By using the Sablan Medical Clinic as a case example, we have identified a range of best practices for private clinics to employ in respect to migrant and seasonal farm workers. The rationale for focusing on a private clinic and its practices is based on the fact that private clinics provide a substantial portion of health care to hired farm workers overall. While we recognize that federally-supported migrant and community clinics provide the widest range of services to migrant farm workers, they are simply not enough of them to meet even a large fraction of the demand. For the foreseeable future, private clinics will continue to play a critical role in providing health care to this population.

In the case of the SMC, the net result of these best practices is a reasonable degree of health care being delivered to a population that is particularly constrained in terms of their ability to pay for health care despite facing a number of serious health threats both in and out of the workplace. However, the Sablans would be the first to state that achieving these goals has been very difficult and time consuming. Underlying the considerable achievements of the Sablan Medical Clinic, therefore, is a concomitant level of dedication and commitment on the part of Marcia and Oscar Sablan. It is difficult not to conclude that they have succeeded in spite of rather than because of the larger system of health care for migrant farm workers.
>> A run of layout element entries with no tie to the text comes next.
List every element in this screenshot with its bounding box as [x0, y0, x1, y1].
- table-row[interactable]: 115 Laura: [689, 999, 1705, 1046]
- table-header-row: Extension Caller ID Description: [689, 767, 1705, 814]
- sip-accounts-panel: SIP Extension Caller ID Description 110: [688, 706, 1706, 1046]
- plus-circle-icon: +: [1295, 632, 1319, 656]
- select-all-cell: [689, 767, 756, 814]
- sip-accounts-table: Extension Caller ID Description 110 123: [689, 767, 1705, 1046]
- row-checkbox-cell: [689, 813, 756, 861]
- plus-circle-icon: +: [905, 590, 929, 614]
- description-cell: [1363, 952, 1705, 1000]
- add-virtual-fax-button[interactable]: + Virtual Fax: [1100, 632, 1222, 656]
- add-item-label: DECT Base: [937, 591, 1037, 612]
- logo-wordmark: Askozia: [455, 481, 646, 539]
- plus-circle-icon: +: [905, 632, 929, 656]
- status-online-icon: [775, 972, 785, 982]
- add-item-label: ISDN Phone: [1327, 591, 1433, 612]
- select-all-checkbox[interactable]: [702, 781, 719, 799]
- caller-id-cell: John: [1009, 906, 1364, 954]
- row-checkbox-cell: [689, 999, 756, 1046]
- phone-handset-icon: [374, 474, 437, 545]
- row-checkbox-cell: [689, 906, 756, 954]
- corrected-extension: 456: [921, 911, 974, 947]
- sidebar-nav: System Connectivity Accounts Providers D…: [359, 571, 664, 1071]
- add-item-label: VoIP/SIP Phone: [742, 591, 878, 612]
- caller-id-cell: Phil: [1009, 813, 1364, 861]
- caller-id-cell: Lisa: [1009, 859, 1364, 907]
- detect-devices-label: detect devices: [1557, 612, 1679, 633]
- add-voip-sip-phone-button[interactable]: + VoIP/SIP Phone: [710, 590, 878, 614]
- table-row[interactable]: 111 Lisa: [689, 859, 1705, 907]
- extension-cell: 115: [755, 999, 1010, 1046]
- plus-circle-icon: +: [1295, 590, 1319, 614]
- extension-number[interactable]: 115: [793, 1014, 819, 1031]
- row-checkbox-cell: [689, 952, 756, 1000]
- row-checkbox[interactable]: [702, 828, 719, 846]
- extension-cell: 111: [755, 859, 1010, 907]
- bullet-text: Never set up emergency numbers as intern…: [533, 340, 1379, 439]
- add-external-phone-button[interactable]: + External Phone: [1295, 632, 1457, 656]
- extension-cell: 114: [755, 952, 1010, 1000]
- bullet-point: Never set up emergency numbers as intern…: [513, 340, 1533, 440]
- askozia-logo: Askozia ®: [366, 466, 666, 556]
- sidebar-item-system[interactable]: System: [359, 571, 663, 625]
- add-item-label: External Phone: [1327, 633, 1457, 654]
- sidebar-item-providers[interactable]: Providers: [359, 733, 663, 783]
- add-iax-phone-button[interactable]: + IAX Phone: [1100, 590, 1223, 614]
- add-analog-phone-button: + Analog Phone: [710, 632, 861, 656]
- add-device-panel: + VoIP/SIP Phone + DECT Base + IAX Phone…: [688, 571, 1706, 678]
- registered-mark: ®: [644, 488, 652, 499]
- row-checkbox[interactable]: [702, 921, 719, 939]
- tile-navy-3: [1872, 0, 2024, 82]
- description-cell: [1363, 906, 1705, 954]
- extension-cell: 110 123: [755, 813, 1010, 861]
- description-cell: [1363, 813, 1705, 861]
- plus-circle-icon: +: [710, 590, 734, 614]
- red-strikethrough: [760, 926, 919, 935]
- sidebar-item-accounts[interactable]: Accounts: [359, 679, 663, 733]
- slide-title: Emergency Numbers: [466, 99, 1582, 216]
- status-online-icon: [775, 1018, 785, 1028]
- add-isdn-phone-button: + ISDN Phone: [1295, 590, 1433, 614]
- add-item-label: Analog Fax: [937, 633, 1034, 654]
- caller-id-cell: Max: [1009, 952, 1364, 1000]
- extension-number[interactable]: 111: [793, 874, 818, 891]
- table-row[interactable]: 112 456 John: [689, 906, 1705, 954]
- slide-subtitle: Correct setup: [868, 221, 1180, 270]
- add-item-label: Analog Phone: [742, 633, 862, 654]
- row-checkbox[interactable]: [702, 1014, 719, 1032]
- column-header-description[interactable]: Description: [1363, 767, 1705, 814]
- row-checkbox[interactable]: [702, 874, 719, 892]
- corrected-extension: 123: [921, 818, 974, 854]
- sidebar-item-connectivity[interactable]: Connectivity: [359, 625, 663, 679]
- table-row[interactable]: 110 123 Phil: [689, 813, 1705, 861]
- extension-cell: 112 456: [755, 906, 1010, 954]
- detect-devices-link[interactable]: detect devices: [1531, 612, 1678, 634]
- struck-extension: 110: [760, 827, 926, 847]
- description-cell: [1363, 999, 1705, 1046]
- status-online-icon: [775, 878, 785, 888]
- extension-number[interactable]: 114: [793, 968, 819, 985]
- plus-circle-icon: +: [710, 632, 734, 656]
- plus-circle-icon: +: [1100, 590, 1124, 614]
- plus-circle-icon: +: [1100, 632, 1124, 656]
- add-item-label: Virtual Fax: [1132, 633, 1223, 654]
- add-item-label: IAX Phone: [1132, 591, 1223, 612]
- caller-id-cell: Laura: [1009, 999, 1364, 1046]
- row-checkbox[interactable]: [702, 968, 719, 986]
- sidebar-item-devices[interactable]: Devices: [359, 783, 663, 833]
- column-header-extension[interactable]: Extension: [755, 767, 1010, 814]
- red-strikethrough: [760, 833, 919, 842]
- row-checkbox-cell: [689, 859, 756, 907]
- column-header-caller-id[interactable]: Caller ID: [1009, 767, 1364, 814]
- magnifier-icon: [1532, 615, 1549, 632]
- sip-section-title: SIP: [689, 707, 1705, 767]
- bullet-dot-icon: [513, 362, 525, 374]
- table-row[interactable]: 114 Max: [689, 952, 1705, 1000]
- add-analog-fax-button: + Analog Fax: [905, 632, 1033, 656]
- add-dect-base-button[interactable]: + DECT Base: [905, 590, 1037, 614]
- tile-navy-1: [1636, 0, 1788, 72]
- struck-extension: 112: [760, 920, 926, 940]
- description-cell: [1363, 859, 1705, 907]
So the lesson we draw from this case is two-fold: First, the Sablans have demonstrated that it is indeed possible for private clinics that do not have access to federal reimbursement to overcome this and other constraints to serving such a low-income and culturally-isolated population. But on the other hand, it is also clear that the system of medical care for indigent populations such as migrant farm workers represents a patchwork of protection that all too often results in desperate yet often preventable trips to hospital emergency rooms. While the SMC has done a commendable job of filling in the gaps in care, the fact that they have had to work so hard to do so underscores the overwhelming need for reform. As a result, we most strongly recommend that any attempts at reforming or supplementing health care delivery programs for migrant and seasonal farm workers must include mechanisms of support to private clinics as well as continued support for migrant and community clinics. Ideally this would be based on a system of publicly- and privately-supported health insurance based on employment status rather than place of residence or immigration status.